A bored Alex came lumbering into my room under the crushing weight of summer expectations dashed by flash floods and humidity and mud. Before he could utter his I don’t know what to do refrain, I blurted out, Memere just called and my Pepere died this morning.
His face went solemn.
Do you have any pictures of him from before he was sick?
And so I pulled out the black album of wedding proofs, the same one I flipped through last night when I came home from a family gathering where we ate lobster and swam with kids and each took turns inside to sit near him.
These are the only pictures I have of him, I told to Alex while pointing to the traditional bride/groom/grandparents pictures. Not even 4X6’s, just proofs.
Thing is, I didn’t know him very well, I explained, not like how you know Grandma and Grampa or Memere and Grampy.
He sat and looked at me, looked sad for me.
I know that he loved little kids and he loved tickling. I smiled, watching Alex’s face light up at the word tickle. I know that I used to almost pee my pants, he’d tickle so much.
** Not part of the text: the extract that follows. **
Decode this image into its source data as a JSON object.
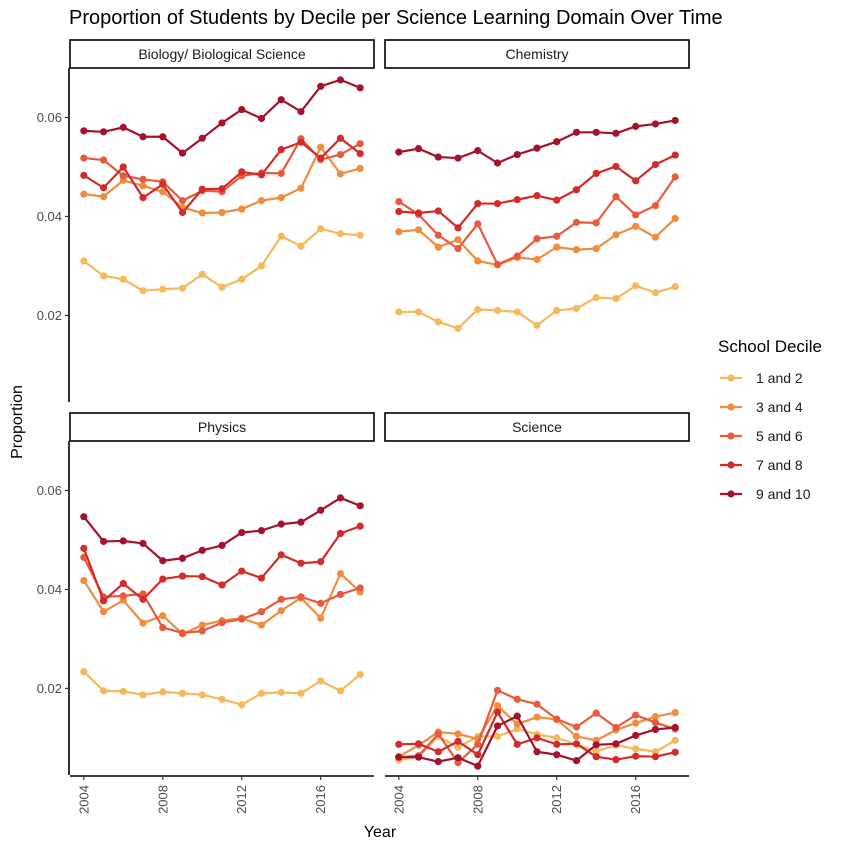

Alex left. I sat and looked at the man in the picture, smiling beside me, and I tried to remember what I knew of him, my pepere, at all.
I know that on my graduation from high school, he gave me a pair of earrings.
I know that I remember this, because he did not (as a Witness) celebrate any other birthdays or holidays with us, so these, these were special.
I know that I always had to listen extra closely to understand him, the way words rushed from his mouth, often folded in laughter.
I know that he worked hard his whole life and that money was often tough.
I know that he had a sense of humor that I think, or I get a sense that it has been, passed on to my uncles and cousins.
I know that he had a hand in raising six amazing people, who have created an amazing extended family for myself and my children.
I know that he was my mother’s dad. He was my mother’s daddy.
I know that on Friday night she cried in her sleep, the ache in her heart over losing him.
And I know that the pale shell of him that I saw in my aunt’s house last night, wasn’t really him anymore at all.
Mostly, I know that this is the fourth funeral this family will have in the span of the last three years. The fourth time we will say goodbye to a body that we are all connected to, however much we remember or not. The fourth time my aunt has opened her home to let in bedraggled bodies, weeping and laughter and so, so much food.
And I know that we are all ready for the weight of this, these moments, this season of clouds and flash floods and mud, to move on and give us sunshine and rest.